NASA's budget proposal upsets House committee

WASHINGTON - House lawmakers voiced exasperation Wednesday with budget plans that call for NASA to throttle back from a government rocket and accelerate development of commercial rockets.
"I'm concerned that the future of our space program is in serious jeopardy," said Rep. Ralph Hall, R-Texas, chairman of the House space committee. "Frankly, we're exasperated that NASA is not listening to our message."
NASA Administrator Charles Bolden said the agency is striving to meet the goals Congress established in an authorization law enacted last year that sets NASA policy. He said 44 percent of the agency's budget is devoted to space exploration.
"I think we are complying with the major elements of the authorization act," Bolden told lawmakers.
Wednesday's dispute over rocket priorities revived a battle that Congress waged last year.
Lawmakers largely favored a heavy-lift rocket to succeed the space shuttle program scheduled to end later this year. But President Barack Obama urged greater support for commercial rockets to ferry people to the International Space Station within a few years.
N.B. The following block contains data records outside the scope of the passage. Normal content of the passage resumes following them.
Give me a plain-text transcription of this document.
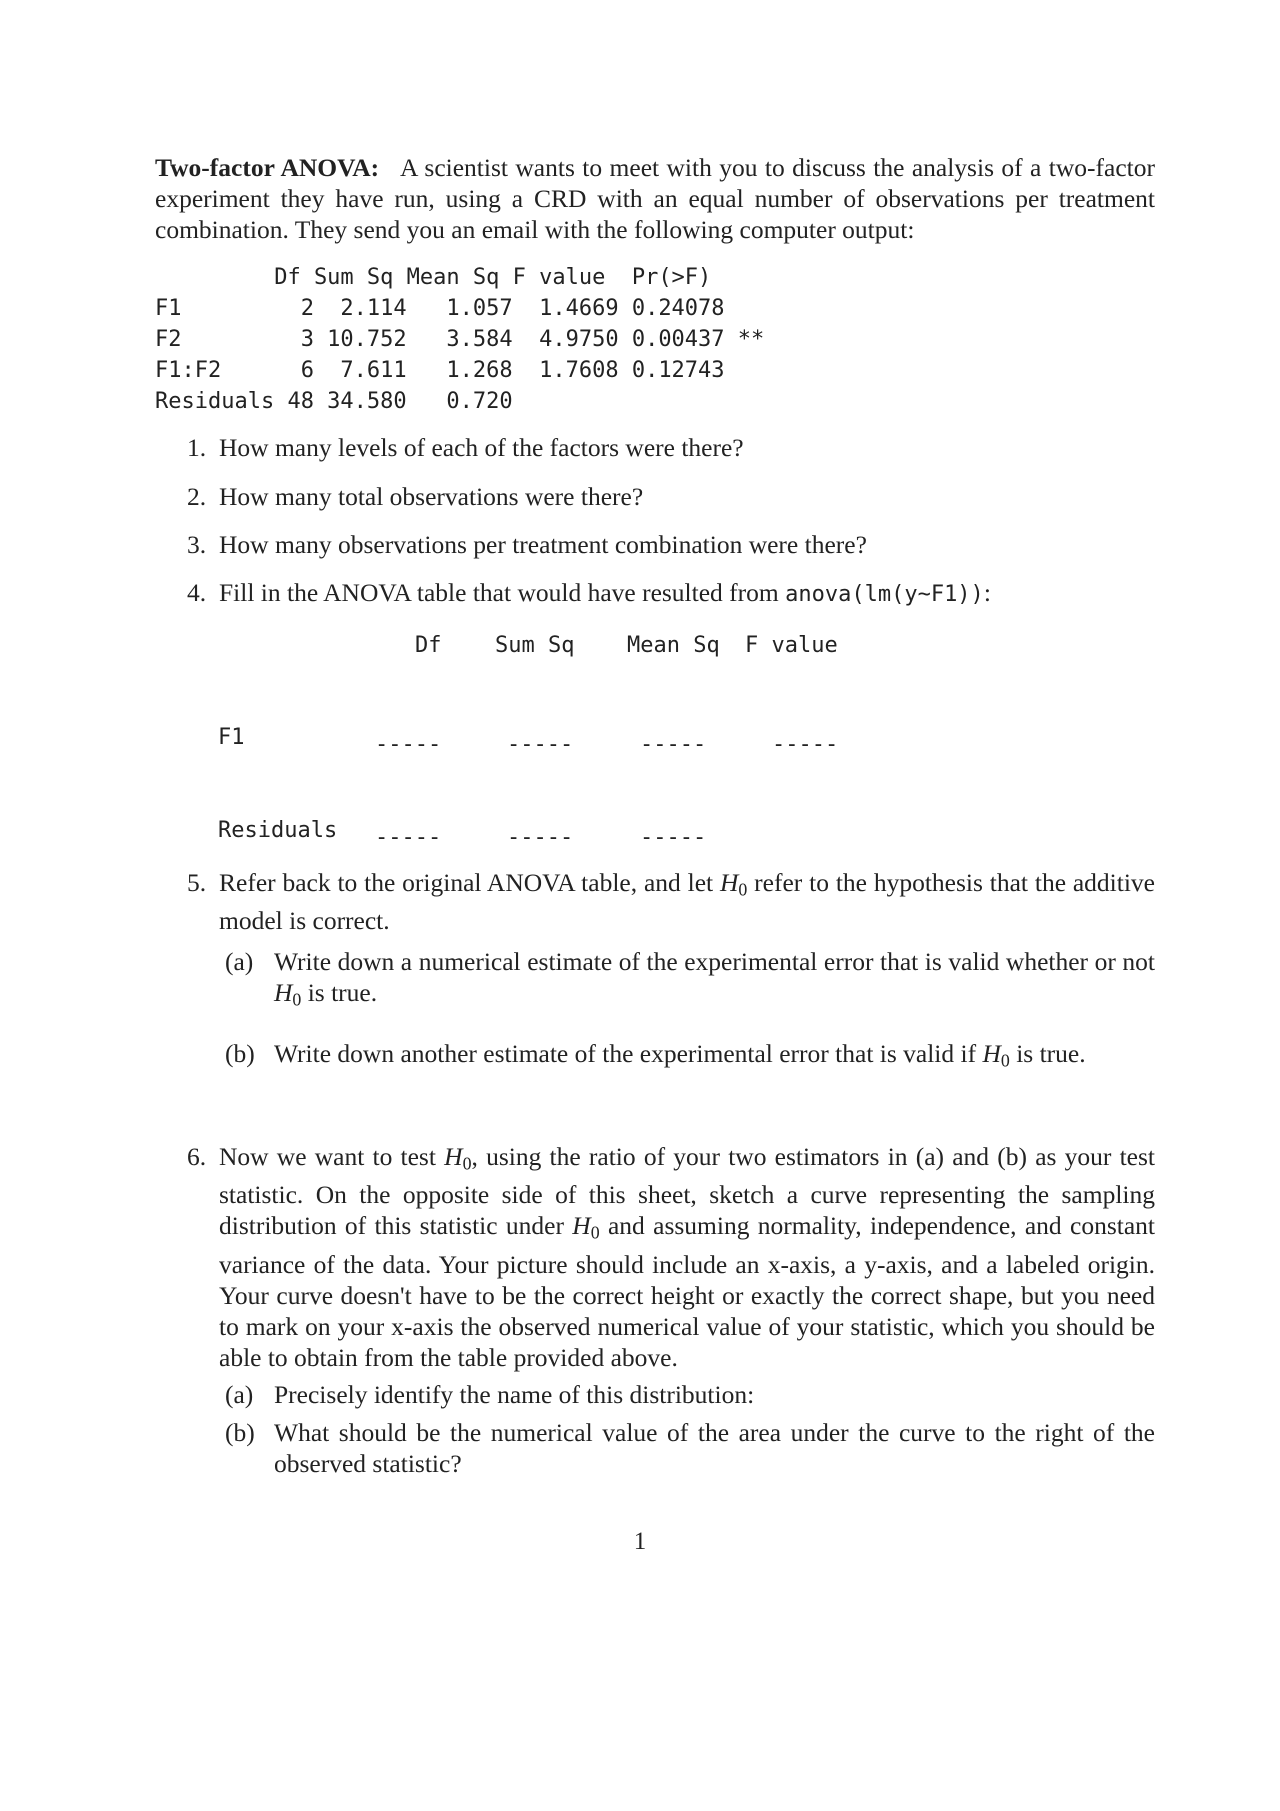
Two-factor ANOVA: A scientist wants to meet with you to discuss the analysis of a two-factor experiment they have run, using a CRD with an equal number of observations per treatment combination. They send you an email with the following computer output:
Df Sum Sq Mean Sq F value  Pr(>F)
F1         2  2.114   1.057  1.4669 0.24078
F2         3 10.752   3.584  4.9750 0.00437 **
F1:F2      6  7.611   1.268  1.7608 0.12743
Residuals 48 34.580   0.720
1. How many levels of each of the factors were there?
2. How many total observations were there?
3. How many observations per treatment combination were there?
4. Fill in the ANOVA table that would have resulted from anova(lm(y~F1)):
Df Sum Sq Mean Sq F value
F1	-----	-----	-----	-----
Residuals -----	-----	-----
5. Refer back to the original ANOVA table, and let $H_0$ refer to the hypothesis that the additive model is correct.
(a) Write down a numerical estimate of the experimental error that is valid whether or not $H_0$ is true.
(b) Write down another estimate of the experimental error that is valid if $H_0$ is true.
6. Now we want to test $H_0$, using the ratio of your two estimators in (a) and (b) as your test statistic. On the opposite side of this sheet, sketch a curve representing the sampling distribution of this statistic under $H_0$ and assuming normality, independence, and constant variance of the data. Your picture should include an x-axis, a y-axis, and a labeled origin. Your curve doesn't have to be the correct height or exactly the correct shape, but you need to mark on your x-axis the observed numerical value of your statistic, which you should be able to obtain from the table provided above.
(a) Precisely identify the name of this distribution:
(b) What should be the numerical value of the area under the curve to the right of the observed statistic?
1
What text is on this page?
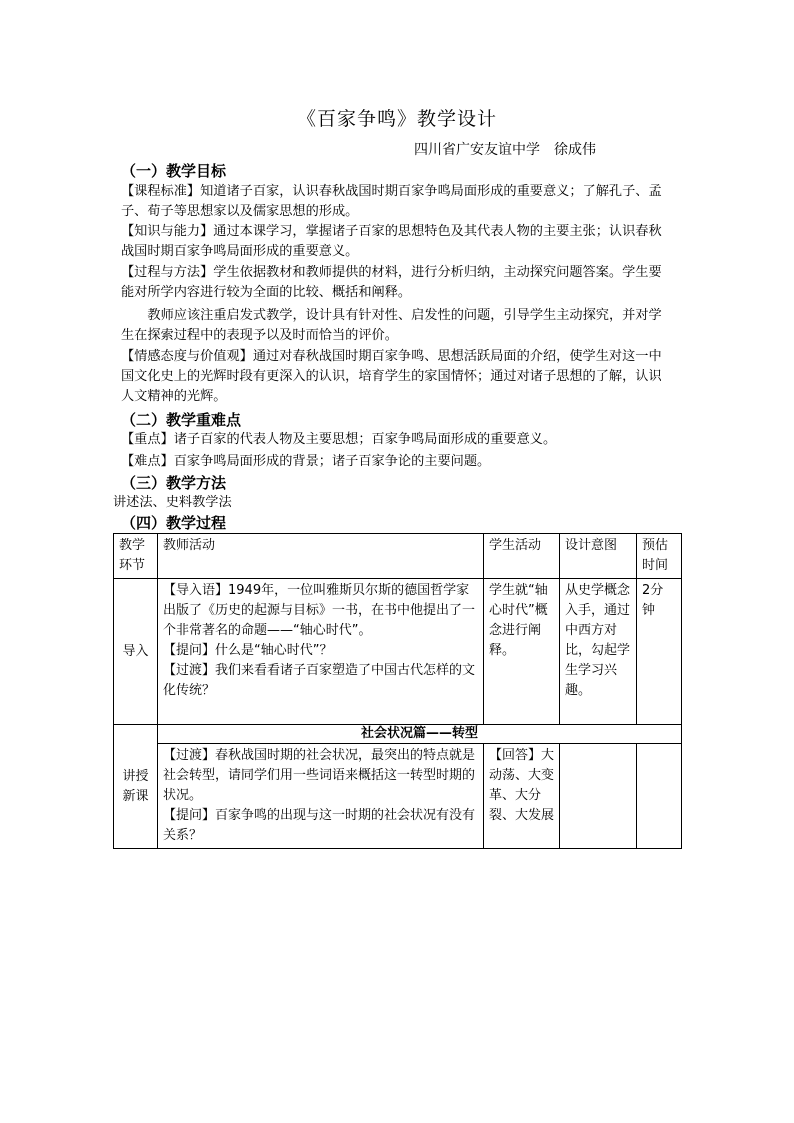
《百家争鸣》教学设计
四川省广安友谊中学　徐成伟
（一）教学目标
【课程标准】知道诸子百家，认识春秋战国时期百家争鸣局面形成的重要意义；了解孔子、孟子、荀子等思想家以及儒家思想的形成。
【知识与能力】通过本课学习，掌握诸子百家的思想特色及其代表人物的主要主张；认识春秋战国时期百家争鸣局面形成的重要意义。
【过程与方法】学生依据教材和教师提供的材料，进行分析归纳，主动探究问题答案。学生要能对所学内容进行较为全面的比较、概括和阐释。
教师应该注重启发式教学，设计具有针对性、启发性的问题，引导学生主动探究，并对学生在探索过程中的表现予以及时而恰当的评价。
【情感态度与价值观】通过对春秋战国时期百家争鸣、思想活跃局面的介绍，使学生对这一中国文化史上的光辉时段有更深入的认识，培育学生的家国情怀；通过对诸子思想的了解，认识人文精神的光辉。
（二）教学重难点
【重点】诸子百家的代表人物及主要思想；百家争鸣局面形成的重要意义。
【难点】百家争鸣局面形成的背景；诸子百家争论的主要问题。
（三）教学方法
讲述法、史料教学法
（四）教学过程
教学环节	教师活动	学生活动	设计意图	预估时间
导入	【导入语】1949年，一位叫雅斯贝尔斯的德国哲学家出版了《历史的起源与目标》一书，在书中他提出了一个非常著名的命题——“轴心时代”。
【提问】什么是“轴心时代”？
【过渡】我们来看看诸子百家塑造了中国古代怎样的文化传统？	学生就“轴心时代”概念进行阐释。	从史学概念入手，通过中西方对比，勾起学生学习兴趣。	2分钟
讲授新课	社会状况篇——转型			

	【过渡】春秋战国时期的社会状况，最突出的特点就是社会转型，请同学们用一些词语来概括这一转型时期的状况。
【提问】百家争鸣的出现与这一时期的社会状况有没有关系？	【回答】大动荡、大变革、大分裂、大发展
Last year's policy law called for $3 billion in fiscal 2012 for a heavy-lift rocket and capsule, and $500 million to develop commercial rockets. But Obama's fiscal 2012 budget proposes $2.8 billion for the heavy-lift rocket and $850 million for commercial rockets.
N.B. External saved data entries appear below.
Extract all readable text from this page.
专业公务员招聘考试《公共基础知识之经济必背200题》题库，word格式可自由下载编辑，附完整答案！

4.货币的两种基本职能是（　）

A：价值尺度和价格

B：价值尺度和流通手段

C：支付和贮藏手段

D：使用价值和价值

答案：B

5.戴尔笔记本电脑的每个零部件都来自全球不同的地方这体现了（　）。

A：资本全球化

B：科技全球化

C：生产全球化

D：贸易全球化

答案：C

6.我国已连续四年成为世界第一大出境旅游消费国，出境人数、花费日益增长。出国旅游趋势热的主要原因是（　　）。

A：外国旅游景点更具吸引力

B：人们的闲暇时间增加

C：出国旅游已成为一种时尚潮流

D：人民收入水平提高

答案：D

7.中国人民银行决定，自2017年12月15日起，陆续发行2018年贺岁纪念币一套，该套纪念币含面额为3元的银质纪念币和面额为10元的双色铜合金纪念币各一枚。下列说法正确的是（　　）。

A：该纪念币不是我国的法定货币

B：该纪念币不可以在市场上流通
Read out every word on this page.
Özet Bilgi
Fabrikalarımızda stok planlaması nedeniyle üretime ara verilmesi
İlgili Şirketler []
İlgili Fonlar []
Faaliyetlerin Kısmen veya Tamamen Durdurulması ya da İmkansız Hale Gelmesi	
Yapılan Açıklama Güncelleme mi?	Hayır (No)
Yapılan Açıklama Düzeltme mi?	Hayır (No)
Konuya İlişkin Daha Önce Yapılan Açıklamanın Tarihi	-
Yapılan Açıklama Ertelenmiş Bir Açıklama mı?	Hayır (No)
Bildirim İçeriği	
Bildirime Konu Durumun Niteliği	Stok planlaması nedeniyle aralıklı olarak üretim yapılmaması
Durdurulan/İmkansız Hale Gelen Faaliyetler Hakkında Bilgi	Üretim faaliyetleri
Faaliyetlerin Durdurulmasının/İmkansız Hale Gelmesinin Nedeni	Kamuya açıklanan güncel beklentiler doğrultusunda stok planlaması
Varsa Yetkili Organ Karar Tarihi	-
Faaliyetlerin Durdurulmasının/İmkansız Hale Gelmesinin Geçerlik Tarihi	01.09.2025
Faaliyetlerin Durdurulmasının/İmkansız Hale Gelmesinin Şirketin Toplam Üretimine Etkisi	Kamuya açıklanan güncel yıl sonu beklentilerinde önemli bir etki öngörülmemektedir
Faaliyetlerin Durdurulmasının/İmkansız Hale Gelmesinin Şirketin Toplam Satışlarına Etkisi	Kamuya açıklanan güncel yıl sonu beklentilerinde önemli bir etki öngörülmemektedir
The policy law calls on NASA to launch a heavy-lift rocket by 2016, but NASA officials said in January that's probably impossible, even with the extra money in the law.
"I am concerned that you're really not interested in meeting that deadline," Rep. Sandy Adams, D-Orlando, told Bolden.
Bolden said he expects to give Congress a schedule for the rocket's development by summer.
"I have not said I cannot do that, but I don't want to mislead anyone and say that we can do that," Bolden said.
Another focus of concern is how to pay for a third shuttle flight this year, given threatened spending cuts.
A House-passed spending bill for the rest of fiscal 2011 would cut $600 million from NASA's $18.7 billion budget. The bill is pending in the Senate.
Bolden said he expects Congress to approve a compromise bill that would allow him to launch the third shuttle flight as scheduled in June.